To make the strategy compatible with existing laboratory techniques, the researchers also designed a protecting-group system that allows KAT-modified amino acids to be incorporated during standard solid-phase peptide synthesis.
This means the new chemistry can be integrated into conventional protein-synthesis workflows.
One of the biggest obstacles in chemical protein synthesis is handling fragments that are poorly soluble or highly hydrophobic. Such fragments often clump together before they can be joined, preventing the construction of full-length proteins.
The ETH Zurich team addressed this by designing chiral zwitterionic organoboron complexes that temporarily mask KAT groups during synthesis. These complexes exhibit an unusual nitrogen–carbon–boron connectivity but remain stable throughout peptide synthesis and can later be unmasked without altering the protein’s structure.
Using this approach, the researchers successfully assembled difficult proteins that are known to aggregate. Among them was the immunoglobulin V domain of programmed death ligand-2 (PD-L2), a protein involved in immune signalling.
PD-L2 is part of the PD-1 immune checkpoint pathway, which plays a crucial role in how cancer cells evade the immune system. Proteins from this pathway are major targets in modern immunotherapies.
By enabling the synthesis of aggregation-prone proteins such as PD-L2, the new method could help scientists study immune checkpoint mechanisms in greater detail and design improved therapeutic molecules.
The technique may also benefit the development of antibody–drug conjugates (ADCs), targeted cancer drugs that deliver toxic payloads directly to tumour cells while minimising damage to healthy tissue.

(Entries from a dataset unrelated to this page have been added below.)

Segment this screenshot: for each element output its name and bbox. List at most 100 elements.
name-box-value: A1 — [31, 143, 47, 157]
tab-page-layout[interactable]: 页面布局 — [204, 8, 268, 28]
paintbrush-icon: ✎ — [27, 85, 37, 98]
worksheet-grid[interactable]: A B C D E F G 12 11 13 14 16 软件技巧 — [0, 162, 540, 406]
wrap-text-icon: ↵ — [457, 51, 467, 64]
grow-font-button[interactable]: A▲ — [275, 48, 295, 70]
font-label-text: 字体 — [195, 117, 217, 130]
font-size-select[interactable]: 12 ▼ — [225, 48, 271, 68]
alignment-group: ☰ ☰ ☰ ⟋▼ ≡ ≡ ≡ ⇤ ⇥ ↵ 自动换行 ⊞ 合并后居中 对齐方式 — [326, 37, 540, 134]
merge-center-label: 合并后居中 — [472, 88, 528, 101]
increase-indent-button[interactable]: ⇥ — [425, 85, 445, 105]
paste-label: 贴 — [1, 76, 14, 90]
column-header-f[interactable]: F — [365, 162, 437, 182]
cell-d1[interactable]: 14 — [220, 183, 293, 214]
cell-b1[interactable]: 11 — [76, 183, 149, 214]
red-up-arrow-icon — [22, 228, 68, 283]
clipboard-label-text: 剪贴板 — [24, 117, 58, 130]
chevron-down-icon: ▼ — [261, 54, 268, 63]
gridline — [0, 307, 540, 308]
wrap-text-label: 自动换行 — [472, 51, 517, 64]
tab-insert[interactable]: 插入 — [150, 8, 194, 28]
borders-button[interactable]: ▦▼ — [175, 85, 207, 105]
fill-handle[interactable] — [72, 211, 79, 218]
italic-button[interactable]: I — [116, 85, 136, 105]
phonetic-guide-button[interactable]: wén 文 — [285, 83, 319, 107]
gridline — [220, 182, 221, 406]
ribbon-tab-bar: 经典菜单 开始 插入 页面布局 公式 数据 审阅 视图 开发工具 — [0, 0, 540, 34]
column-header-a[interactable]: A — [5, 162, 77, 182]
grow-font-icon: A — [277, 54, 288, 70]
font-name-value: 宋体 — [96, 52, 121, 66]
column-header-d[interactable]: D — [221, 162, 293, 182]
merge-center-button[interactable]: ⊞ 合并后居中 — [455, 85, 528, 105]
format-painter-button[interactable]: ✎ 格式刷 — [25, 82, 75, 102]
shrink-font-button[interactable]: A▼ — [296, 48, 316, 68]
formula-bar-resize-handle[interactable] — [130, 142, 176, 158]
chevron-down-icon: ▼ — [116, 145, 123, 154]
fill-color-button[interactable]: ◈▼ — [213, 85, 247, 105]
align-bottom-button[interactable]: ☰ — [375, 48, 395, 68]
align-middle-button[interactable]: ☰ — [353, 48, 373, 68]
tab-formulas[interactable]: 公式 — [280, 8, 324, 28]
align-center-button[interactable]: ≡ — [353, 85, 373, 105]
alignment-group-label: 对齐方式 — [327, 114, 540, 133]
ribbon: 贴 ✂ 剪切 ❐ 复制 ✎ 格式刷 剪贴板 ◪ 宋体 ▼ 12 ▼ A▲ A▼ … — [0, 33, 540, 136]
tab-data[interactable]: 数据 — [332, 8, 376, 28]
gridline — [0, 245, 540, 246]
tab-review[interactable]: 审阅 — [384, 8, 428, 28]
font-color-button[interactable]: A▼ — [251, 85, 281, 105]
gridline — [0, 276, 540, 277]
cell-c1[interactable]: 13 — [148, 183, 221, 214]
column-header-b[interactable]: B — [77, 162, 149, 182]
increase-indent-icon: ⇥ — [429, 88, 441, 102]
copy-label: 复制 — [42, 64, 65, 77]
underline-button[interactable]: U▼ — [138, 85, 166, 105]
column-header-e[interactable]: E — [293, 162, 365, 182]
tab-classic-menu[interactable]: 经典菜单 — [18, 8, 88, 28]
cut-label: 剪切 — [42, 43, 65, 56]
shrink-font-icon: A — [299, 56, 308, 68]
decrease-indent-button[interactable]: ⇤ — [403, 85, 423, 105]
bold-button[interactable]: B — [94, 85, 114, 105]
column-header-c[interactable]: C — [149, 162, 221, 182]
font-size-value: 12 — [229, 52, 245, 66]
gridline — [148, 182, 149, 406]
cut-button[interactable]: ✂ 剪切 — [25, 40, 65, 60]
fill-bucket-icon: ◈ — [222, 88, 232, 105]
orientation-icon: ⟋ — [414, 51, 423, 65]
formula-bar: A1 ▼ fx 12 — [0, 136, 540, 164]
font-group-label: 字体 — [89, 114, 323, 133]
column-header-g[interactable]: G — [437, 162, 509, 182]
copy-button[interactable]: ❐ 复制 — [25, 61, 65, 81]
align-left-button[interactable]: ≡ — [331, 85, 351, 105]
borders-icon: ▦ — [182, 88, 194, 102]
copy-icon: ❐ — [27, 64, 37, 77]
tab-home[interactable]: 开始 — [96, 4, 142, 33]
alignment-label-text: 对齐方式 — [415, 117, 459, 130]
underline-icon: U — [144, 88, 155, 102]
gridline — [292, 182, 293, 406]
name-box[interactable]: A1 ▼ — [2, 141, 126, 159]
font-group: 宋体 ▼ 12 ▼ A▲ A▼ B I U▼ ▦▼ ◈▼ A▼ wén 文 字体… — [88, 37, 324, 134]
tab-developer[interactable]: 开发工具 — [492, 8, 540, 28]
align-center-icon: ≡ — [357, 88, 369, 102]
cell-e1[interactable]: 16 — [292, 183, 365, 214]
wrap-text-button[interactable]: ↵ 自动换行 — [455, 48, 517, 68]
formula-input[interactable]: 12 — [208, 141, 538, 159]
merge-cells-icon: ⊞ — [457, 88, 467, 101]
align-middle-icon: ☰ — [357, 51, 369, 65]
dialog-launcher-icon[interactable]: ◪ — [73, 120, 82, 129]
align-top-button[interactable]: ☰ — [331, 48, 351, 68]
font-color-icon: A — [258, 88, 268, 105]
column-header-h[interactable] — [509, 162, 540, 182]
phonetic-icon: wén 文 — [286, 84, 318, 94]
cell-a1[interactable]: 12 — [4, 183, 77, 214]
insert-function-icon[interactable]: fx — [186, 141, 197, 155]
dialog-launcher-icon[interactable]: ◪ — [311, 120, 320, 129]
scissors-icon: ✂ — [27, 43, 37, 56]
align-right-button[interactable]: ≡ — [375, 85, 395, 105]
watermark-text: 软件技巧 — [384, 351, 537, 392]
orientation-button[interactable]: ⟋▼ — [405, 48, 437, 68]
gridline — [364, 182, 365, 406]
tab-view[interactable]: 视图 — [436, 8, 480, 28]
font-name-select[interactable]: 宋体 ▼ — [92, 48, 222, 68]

Chemical protein synthesis allows scientists to design proteins with highly precise structures, including modifications that are difficult to achieve using biological systems.
By enabling protein assembly at much lower concentrations, the boron-based chemistry could significantly expand the range of proteins that can be built in the laboratory.
Researchers say the approach establishes organoboron chemistry as a powerful tool for protein synthesis, particularly for large or aggregation-prone biomolecules that have previously been difficult to produce.
As peptide and protein therapeutics continue to grow as a major category of modern medicines, advances like this could accelerate the development of new drugs across fields ranging from oncology to immunology.